We were lucky enough to receive a guided tour from Leonard, whose health is beginning to fail a little and has a bit of trouble hearing. He was keen to stress that his message is simple: God is Love – show love, give love, receive love and the world would be a better place. He lives very simply and just wants to share God’s love with people. He told us that after his mountain was on Google Earth, he started getting 300-400 visitors per day and spends a lot of his time giving tours. He clearly loves people, enjoys showing what he’s done and why he’s continuing to build. The kids were particularly fascinated by his 'truck and tractor tire trees’ – the whole area is so cool, Leonard’s enthusiasm for his project is contagious. He’s an amazing man, I loved chatting with him. The kiddums were thrilled when he gave them a little sample of his art: ‘an original Leonard’.

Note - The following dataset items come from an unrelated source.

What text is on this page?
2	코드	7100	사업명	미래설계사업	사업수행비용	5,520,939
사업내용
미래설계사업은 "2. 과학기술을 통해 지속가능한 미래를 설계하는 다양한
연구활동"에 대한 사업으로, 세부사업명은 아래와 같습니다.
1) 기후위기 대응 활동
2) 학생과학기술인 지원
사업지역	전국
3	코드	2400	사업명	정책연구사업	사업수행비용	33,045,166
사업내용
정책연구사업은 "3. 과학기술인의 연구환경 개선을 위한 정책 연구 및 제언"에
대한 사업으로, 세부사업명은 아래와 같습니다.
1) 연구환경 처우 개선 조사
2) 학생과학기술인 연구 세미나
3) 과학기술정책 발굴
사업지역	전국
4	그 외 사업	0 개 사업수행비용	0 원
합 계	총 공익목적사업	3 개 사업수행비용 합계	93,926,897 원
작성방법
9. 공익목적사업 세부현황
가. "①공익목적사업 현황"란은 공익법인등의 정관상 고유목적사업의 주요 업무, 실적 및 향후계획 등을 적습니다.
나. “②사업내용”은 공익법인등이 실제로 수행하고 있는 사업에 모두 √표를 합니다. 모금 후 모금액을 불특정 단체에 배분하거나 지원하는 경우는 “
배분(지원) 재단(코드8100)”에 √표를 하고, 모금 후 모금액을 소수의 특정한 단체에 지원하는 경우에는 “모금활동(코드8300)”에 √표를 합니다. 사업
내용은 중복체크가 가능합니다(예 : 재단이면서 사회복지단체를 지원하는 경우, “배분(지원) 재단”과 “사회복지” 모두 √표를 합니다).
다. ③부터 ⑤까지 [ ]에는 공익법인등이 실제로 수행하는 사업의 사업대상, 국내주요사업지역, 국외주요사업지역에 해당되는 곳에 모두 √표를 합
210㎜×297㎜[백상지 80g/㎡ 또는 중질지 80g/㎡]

Dave chatted with one of Leonard’s friends and discovered the best places to camp in neighboring Slab City. This used to be an army-operated location, full of concrete buildings housing who knows what! The buildings are long gone, all that remains of them are numerous concrete slabs, mostly unusable and weedy. However lots of people call this ‘city’ home. There’s an entire community here, about 100-200 people actually live here year-round, even though temperatures in the summer exceed 110 degrees! They are well set-up though, many have solar panels on their roofs, have water delivered in enormous box-like containers and even enlist the services of a honey wagon (a truck that comes to dump tanks). The community area is fairly closed off so visitors cannot accidentally camp in their neighborhood.

We drove further around to more open areas and located a good spot. We spent quite some time chatting with the couple closest to us. They were from Canada and have been coming to stay in Slab City, every winter, for the last 14 years. They buy their water from the shop in town and are very conservative with its use; hook up their trailer and take it to the dump station 10 miles away when they need to dump; wash in the naturally occurring hot springs a little way past Salvation Mountain and meet up with the community of friends they've made here. It’s fascinating to imagine living here for months on end, certainly would not be the life for me but a good 'deal' indeed!



We enjoyed wandering around, seeing people’s rigs, the adaptations they’ve made, it was so interesting. After dinner, we sat outside for a couple of hours listening to the music from their Friday night jam-session and gazing at the stars – the privilege of being in an area, in the middle of nowhere, with no ambient light. It was lovely and warm as well, so one of the first evenings in a long time that we’ve been able to feel comfortable sitting outside – if there had been a couple more amenities (you know, like toilets and showers!), we might well have stayed longer!

2 comments:

little castle said...

I loved this! We visited, but were not so lucky to meet Leonard. It's so cool that you could!

Marlene said...

Love reading about your adventures! Can't believe you've already got the eastern seaboard and southern half of the U.S. covered!